Симон Львович предварительно объяснил: пси­хология занимается душевными явлениями. Мы ничего не поняли, и от этого нам стало еще интереснее. Гость оказался немолодым, в наших глазах — громадного роста. Он был худой, вроде слегка подвяленный на солнце, .лицо темное, кожа в мелких морщинках, над ушами висели белые волосы... Внешность профессора внушала уваже­ние и чуть-чуть опасение: а вдруг выкинет какой-нибудь фортель на манер Хоттабыча? Но ничего сверхъестественного не произошло, если не считать сверхъестественной немедленно установившуюся тишину. Даже Бесюгин не вертелся.

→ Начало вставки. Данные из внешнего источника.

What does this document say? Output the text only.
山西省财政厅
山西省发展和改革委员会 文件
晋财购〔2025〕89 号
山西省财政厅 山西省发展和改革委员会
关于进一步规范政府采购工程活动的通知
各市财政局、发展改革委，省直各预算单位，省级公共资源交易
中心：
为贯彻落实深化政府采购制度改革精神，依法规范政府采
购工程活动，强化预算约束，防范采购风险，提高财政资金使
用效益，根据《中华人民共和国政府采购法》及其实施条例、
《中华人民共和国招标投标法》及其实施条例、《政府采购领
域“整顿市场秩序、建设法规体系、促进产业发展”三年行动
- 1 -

Гость заговорил, а мы как открыли, так и не закрывали ртов до самого конца. Профессор рас­сказывал о приемах самовоспитания, о громадных возможностях, заложенных в человеке и использу­емых большей частью не полностью. Он говорил о бесконечном резерве душевных сил и о том, что могут совершить эти силы, если правильно управ­лять ими. А потом предложил:

 — Сейчас, мои молодые друзья, если с вашей стороны не последует возражения, я опишу на доске ситуацию и дам четыре варианта реше­ния — номер один, номер два и так далее. Прошу ознакомиться с ситуацией и выбрать один из вари­антов решения, тот, что вам покажется наилучшим. Номер варианта, пожалуйста, запишите на листоч­ке... Собственно, это и все. Ни фамилии, никаких прочих сведений указывать не надо. Ваши ответы помогут мне в исследовании коллективных связей, которым я сейчас занят.

Мы были окончательно сражены! Нам предлага­лось послужить науке. Шутка ли?!

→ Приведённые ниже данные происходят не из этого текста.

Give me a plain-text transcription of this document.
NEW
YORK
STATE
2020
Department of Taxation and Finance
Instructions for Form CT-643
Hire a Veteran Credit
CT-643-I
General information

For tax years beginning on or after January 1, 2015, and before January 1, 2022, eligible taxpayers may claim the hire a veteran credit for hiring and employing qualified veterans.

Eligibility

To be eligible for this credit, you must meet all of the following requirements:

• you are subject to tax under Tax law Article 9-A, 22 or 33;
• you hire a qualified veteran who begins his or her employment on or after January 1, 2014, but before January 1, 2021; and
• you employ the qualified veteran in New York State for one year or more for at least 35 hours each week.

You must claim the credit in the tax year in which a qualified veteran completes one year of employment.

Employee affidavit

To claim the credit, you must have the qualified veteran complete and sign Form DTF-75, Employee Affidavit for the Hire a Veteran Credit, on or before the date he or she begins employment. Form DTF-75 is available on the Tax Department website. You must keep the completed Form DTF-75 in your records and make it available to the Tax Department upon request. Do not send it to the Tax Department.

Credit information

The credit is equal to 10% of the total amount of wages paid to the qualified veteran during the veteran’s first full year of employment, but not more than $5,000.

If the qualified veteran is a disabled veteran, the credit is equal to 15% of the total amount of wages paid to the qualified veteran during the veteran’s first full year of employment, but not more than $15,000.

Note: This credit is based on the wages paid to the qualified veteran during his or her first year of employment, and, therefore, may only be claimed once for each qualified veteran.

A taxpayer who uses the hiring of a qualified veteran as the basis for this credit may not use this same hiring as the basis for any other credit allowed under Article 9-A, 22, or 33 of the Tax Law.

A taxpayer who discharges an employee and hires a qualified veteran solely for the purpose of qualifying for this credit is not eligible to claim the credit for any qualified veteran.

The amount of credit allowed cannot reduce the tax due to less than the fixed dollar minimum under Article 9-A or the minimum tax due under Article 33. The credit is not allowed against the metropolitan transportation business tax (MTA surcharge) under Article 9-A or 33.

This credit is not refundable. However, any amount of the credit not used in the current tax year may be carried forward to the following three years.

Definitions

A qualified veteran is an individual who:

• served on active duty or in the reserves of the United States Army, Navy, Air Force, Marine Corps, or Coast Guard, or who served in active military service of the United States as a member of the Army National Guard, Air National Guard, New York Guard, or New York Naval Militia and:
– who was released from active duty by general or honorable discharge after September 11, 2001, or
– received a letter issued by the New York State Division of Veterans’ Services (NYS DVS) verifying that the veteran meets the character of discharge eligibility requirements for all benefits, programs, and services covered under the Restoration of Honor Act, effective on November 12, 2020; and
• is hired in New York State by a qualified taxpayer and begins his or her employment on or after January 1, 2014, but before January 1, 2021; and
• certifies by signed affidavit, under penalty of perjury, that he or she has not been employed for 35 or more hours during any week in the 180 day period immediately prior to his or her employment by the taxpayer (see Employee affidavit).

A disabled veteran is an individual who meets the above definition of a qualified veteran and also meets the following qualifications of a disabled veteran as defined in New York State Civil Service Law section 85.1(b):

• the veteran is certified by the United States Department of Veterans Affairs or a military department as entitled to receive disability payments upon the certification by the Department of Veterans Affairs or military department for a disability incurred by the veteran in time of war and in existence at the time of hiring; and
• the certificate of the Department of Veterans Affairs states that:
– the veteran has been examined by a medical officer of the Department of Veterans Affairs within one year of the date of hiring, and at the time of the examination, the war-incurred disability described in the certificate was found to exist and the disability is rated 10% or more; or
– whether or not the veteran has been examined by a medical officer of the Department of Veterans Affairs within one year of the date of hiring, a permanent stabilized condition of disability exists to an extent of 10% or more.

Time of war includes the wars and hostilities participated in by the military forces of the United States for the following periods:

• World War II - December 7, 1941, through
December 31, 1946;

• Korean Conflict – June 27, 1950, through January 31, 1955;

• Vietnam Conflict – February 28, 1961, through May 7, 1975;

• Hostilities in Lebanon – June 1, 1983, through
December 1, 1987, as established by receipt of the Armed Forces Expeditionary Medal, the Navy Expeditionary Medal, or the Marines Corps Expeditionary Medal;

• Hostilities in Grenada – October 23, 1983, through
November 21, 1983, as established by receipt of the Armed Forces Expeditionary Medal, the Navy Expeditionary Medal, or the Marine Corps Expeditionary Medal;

Тем временем профессор написал на доске чет­ким полупечатным почерком:

Готовится 50-летие Н. Вы об этом человеке не слишком высокого мнения. Но именно вас коллектив призывает его приветствовать и вручить скромный общий подарок. Возможные варианты решения. №1

Отказываетесь, объясняя товарищам, что ме­шает вам исполнить поручение коллектива. №2

Принимаете предложение, рассчитывая вы­разить ваше истинное отношение к юбиляру, подчеркнув при этом: поручение коллектива я, конечно, исполняю, но от себя имею честь заявить... №3

Произносите такую речь, где все звучит впол­не благопристойно, но надо быть дураком, чтобы не понять вашего истинного отношения к юбиляру. №4

Говорите несколько общих слов, какие гово­рят на всех юбилеях и поминках, — ни врагу, ни другу не придраться.

Не знаю, как восприняли эту встречу другие, я — как большой и важный урок жизни.

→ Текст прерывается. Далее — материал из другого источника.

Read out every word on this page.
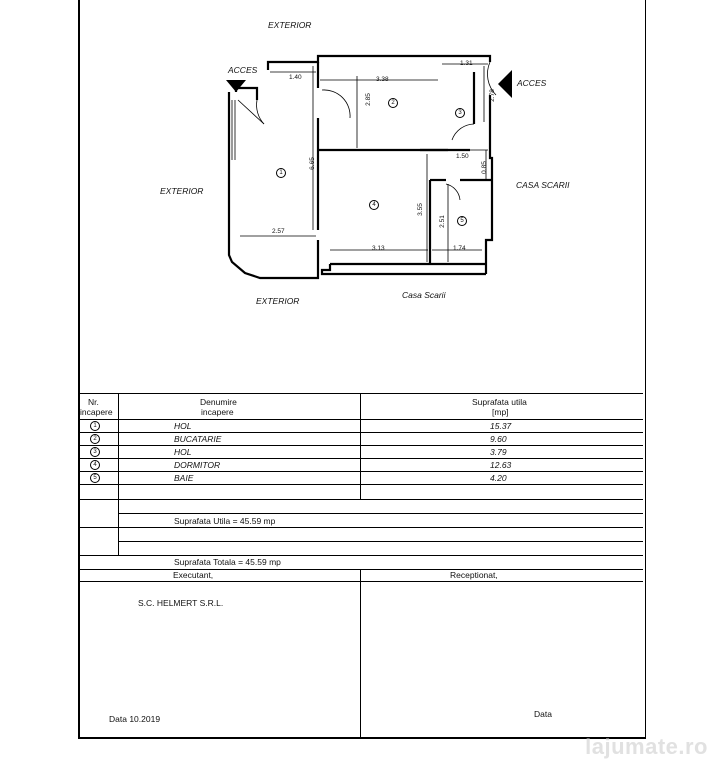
EXTERIOR
ACCES
ACCES
EXTERIOR
CASA SCARII
EXTERIOR
Casa Scarii
1.40	3.38
1.31
2.85	2.78
6.65
1.50
0.85
3.55
2.51
2.57
3.13	1.74
1
2
3
4
5
Nr.
incapere
Denumire
incapere
Suprafata utila
[mp]
1	HOL	15.37
2	BUCATARIE	9.60
3	HOL	3.79
4	DORMITOR	12.63
5	BAIE	4.20
Suprafata Utila = 45.59 mp
Suprafata Totala = 45.59 mp
Executant,	Receptionat,
S.C. HELMERT S.R.L.
Data 10.2019	Data
lajumate.ro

И вот что навсегда осело в сознании: полная уважительность к сопливым, по сути, мальчишкам и девчонкам со стороны взрослого, ученого, пожи­лого человека, во-первых; и, во-вторых, сама зада­ча, которую мы решали: в ее условии не фигуриро­вали дурацкие бассейны, из которых почему-то выливается и в которые одновременно наливается жидкость. Задача была серьезная, я почувствовал это, жизненная. И лекция тоже понравилась: все, что говорил гость, имело практическое, теперь я бы сказал, прикладное значение, для меня лично.

Что касается выбора варианта, то я, секунды не колеблясь, остановился на №2. И надо было про­жить много лет, набить жутко сколько шишек, чтобы понять: не всегда прямая дорога оказывается самой близкой и самой верной.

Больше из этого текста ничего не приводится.